Highlights & Insights¶
- First pure-Mamba VHPE framework: Demonstrates the substantial potential of SSMs for dense prediction tasks in computer vision.
- Design philosophy of decoupled global-local modeling: GSM and LRM serve distinct roles, proving more effective than a unified architecture.
- Linear complexity for high-resolution sequences: While Transformers OOM at 15,360 tokens, Mamba operates at only 138.9 GFLOPs.
- Elegant multi-direction design of STS6D: The three scan types—unified, spatial, and temporal—each capture distinct semantics and are strongly complementary.
- Extremely low training cost: Frozen backbone with only 9.8M trainable parameters, trainable on a single TITAN RTX GPU.
Limitations & Future Work¶
- The backbone weights are fully frozen, which may limit adaptability in domain-specific settings.
- The temporal span is fixed at \(\delta=2\) (5 frames); a longer temporal range may further improve performance.
- On Sub-JHMDB, there remains a notable gap compared to the post-processing method DeciWatch (98.8 vs. 97.9), as post-processing methods operate in pose coordinate space and are qualitatively different.
- The local window size (\(8\times6\times T\)) is fixed; adaptive window sizes may be more effective.
- Other dense spatiotemporal tasks, such as 3D human pose estimation and video segmentation, remain unexplored.
Related Work & Insights¶
- SSM/Mamba family: The evolution from S4 to Mamba; this work extends 1D Mamba to high-resolution video spatiotemporal modeling.
- Limitations of CNN vs.
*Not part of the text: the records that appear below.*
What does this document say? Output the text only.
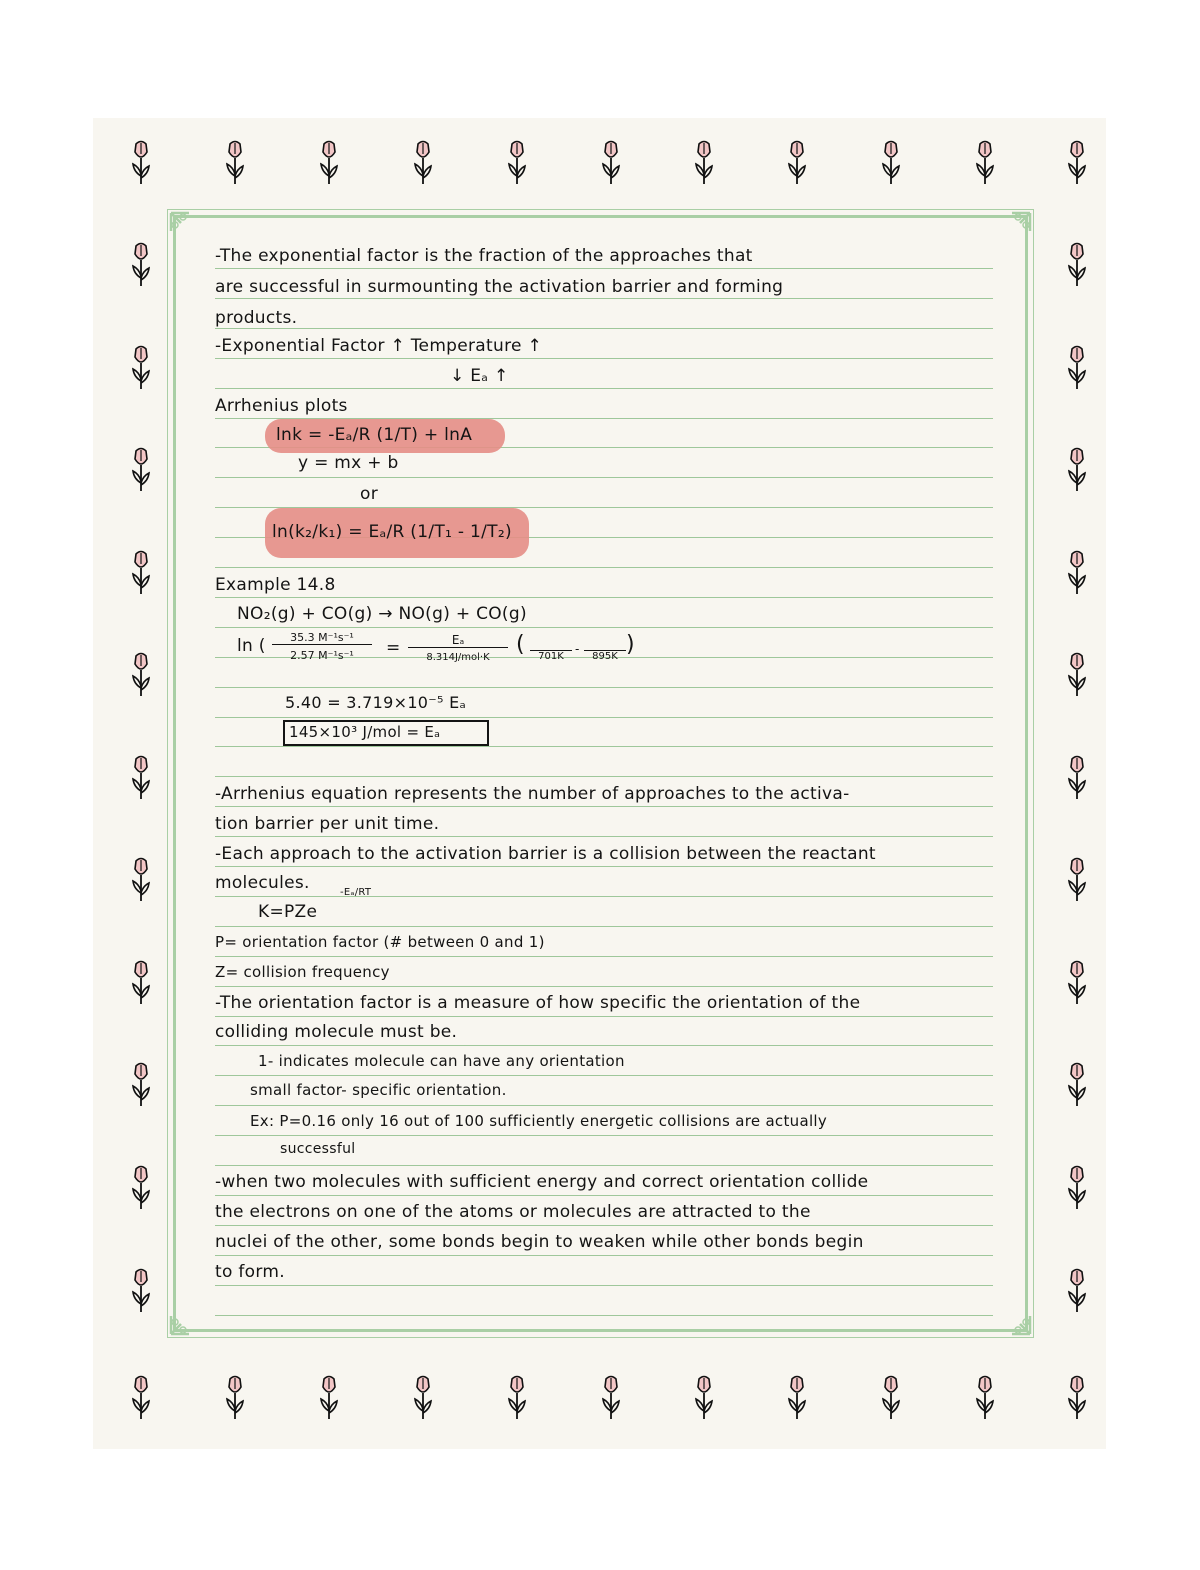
-The exponential factor is the fraction of the approaches that
are successful in surmounting the activation barrier and forming
products.
-Exponential Factor ↑ Temperature ↑
↓ Eₐ ↑
Arrhenius plots
lnk = -Eₐ/R (1/T) + lnA
y = mx + b
or
ln(k₂/k₁) = Eₐ/R (1/T₁ - 1/T₂)
Example 14.8
NO₂(g) + CO(g) → NO(g) + CO(g)
ln (	35.3 M⁻¹s⁻¹
2.57 M⁻¹s⁻¹	=	Eₐ
8.314J/mol·K
(	701K
-
895K )
5.40 = 3.719×10⁻⁵ Eₐ
145×10³ J/mol = Eₐ
-Arrhenius equation represents the number of approaches to the activa-
tion barrier per unit time.
-Each approach to the activation barrier is a collision between the reactant
molecules.
K=PZe
-Eₐ/RT
P= orientation factor (# between 0 and 1)
Z= collision frequency
-The orientation factor is a measure of how specific the orientation of the
colliding molecule must be.
1- indicates molecule can have any orientation
small factor- specific orientation.
Ex: P=0.16 only 16 out of 100 sufficiently energetic collisions are actually
successful
-when two molecules with sufficient energy and correct orientation collide
the electrons on one of the atoms or molecules are attracted to the
nuclei of the other, some bonds begin to weaken while other bonds begin
to form.
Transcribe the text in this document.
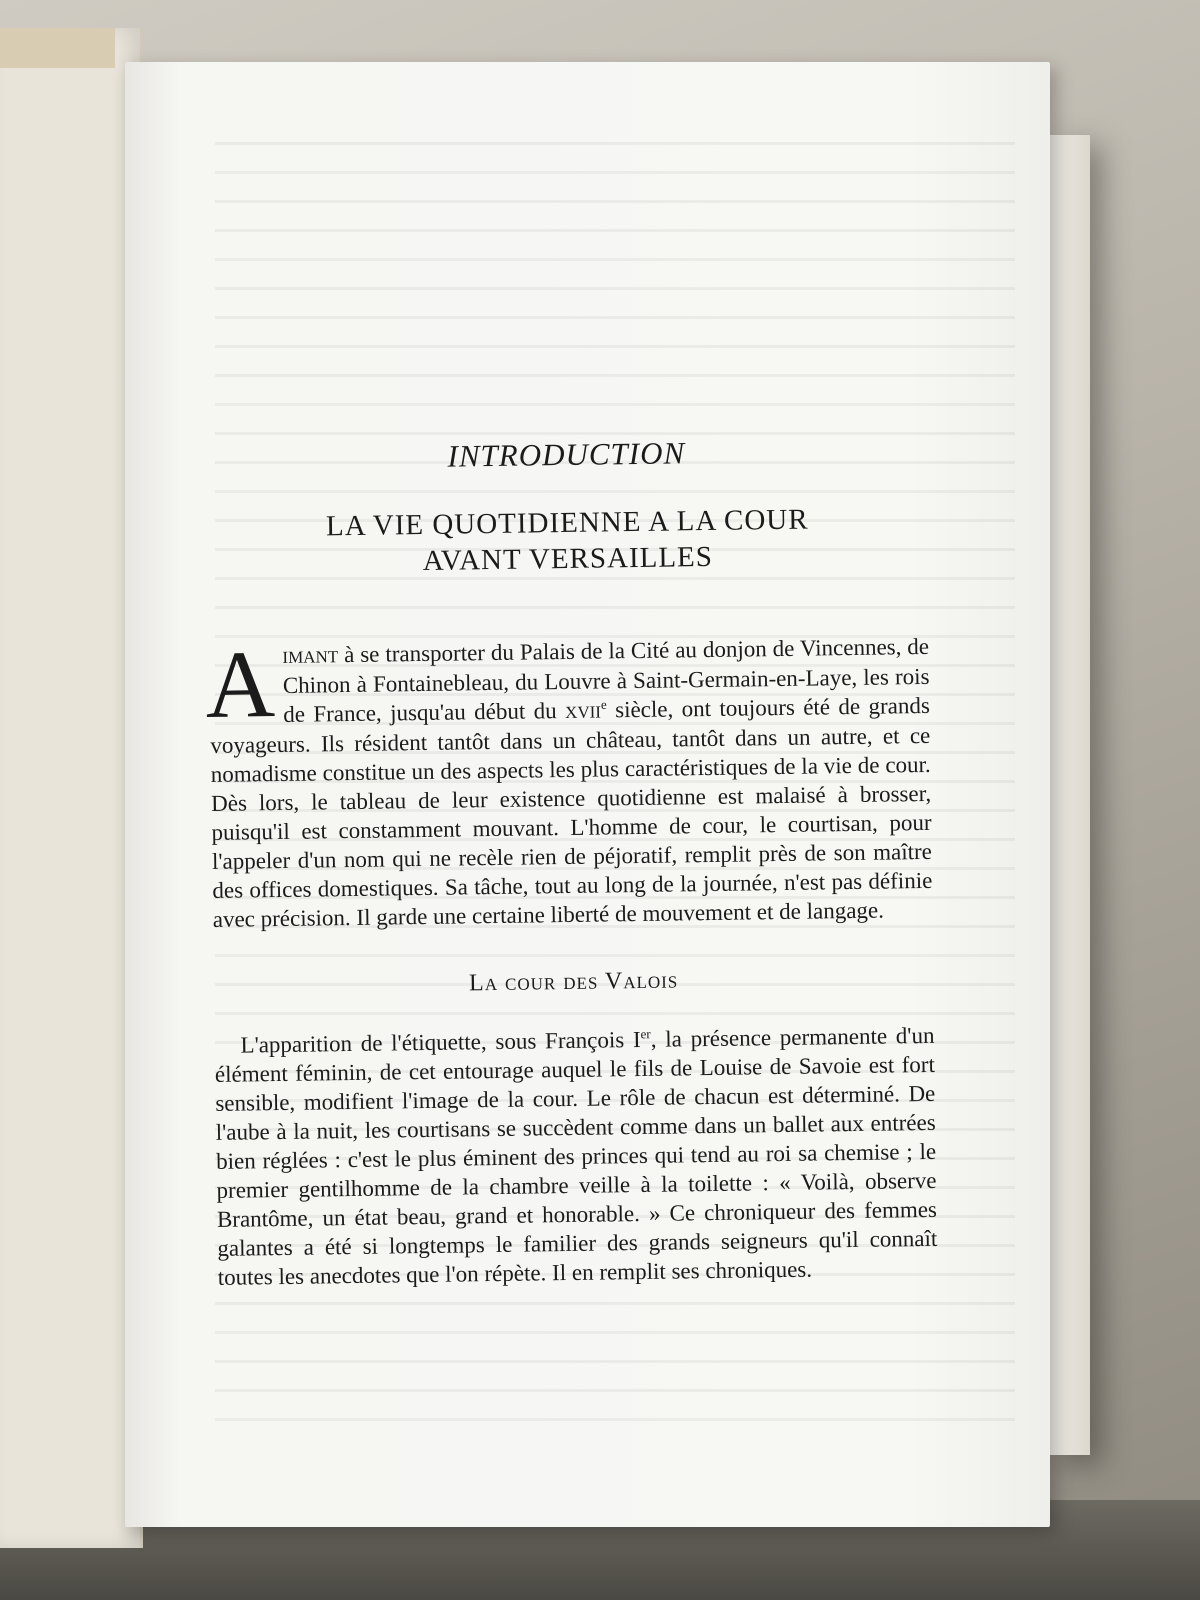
INTRODUCTION
LA VIE QUOTIDIENNE A LA COUR
AVANT VERSAILLES

Aimant à se transporter du Palais de la Cité au donjon de Vincennes, de Chinon à Fontainebleau, du Louvre à Saint-Germain-en-Laye, les rois de France, jusqu'au début du xvii$^e$ siècle, ont toujours été de grands voyageurs. Ils résident tantôt dans un château, tantôt dans un autre, et ce nomadisme constitue un des aspects les plus caractéristiques de la vie de cour. Dès lors, le tableau de leur existence quotidienne est malaisé à brosser, puisqu'il est constamment mouvant. L'homme de cour, le courtisan, pour l'appeler d'un nom qui ne recèle rien de péjoratif, remplit près de son maître des offices domestiques. Sa tâche, tout au long de la journée, n'est pas définie avec précision. Il garde une certaine liberté de mouvement et de langage.

La cour des Valois

L'apparition de l'étiquette, sous François Ier, la présence permanente d'un élément féminin, de cet entourage auquel le fils de Louise de Savoie est fort sensible, modifient l'image de la cour. Le rôle de chacun est déterminé. De l'aube à la nuit, les courtisans se succèdent comme dans un ballet aux entrées bien réglées : c'est le plus éminent des princes qui tend au roi sa chemise ; le premier gentilhomme de la chambre veille à la toilette : « Voilà, observe Brantôme, un état beau, grand et honorable. » Ce chroniqueur des femmes galantes a été si longtemps le familier des grands seigneurs qu'il connaît toutes les anecdotes que l'on répète. Il en remplit ses chroniques.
Transformer: CNNs have limited receptive fields; Transformers suffer from quadratic complexity; Mamba achieves the best trade-off at high resolution.
- Comparison with VideoMamba: VideoMamba performs only simple per-frame flattening, whereas the proposed 6D scanning combined with windowed local scanning provides a more comprehensive treatment.
- The proposed approach provides a reference for adapting Mamba to other spatiotemporal tasks such as tracking and action recognition.
Rating¶
- Novelty: ⭐⭐⭐⭐ First pure-Mamba VHPE framework; STS6D multi-direction scanning and STMM fusion are novel designs.
- Experimental Thoroughness: ⭐⭐⭐⭐⭐ Comprehensive validation on four benchmarks with detailed ablations covering components, scanning directions, resolution, and computational efficiency.
- Writing Quality: ⭐⭐⭐⭐ Clear structure, complete mathematical derivations, and rich visualizations (activation maps, comparisons).
- Value: ⭐⭐⭐⭐ Opens a new direction for Mamba in dense spatiotemporal prediction tasks, with a prominent computational efficiency advantage.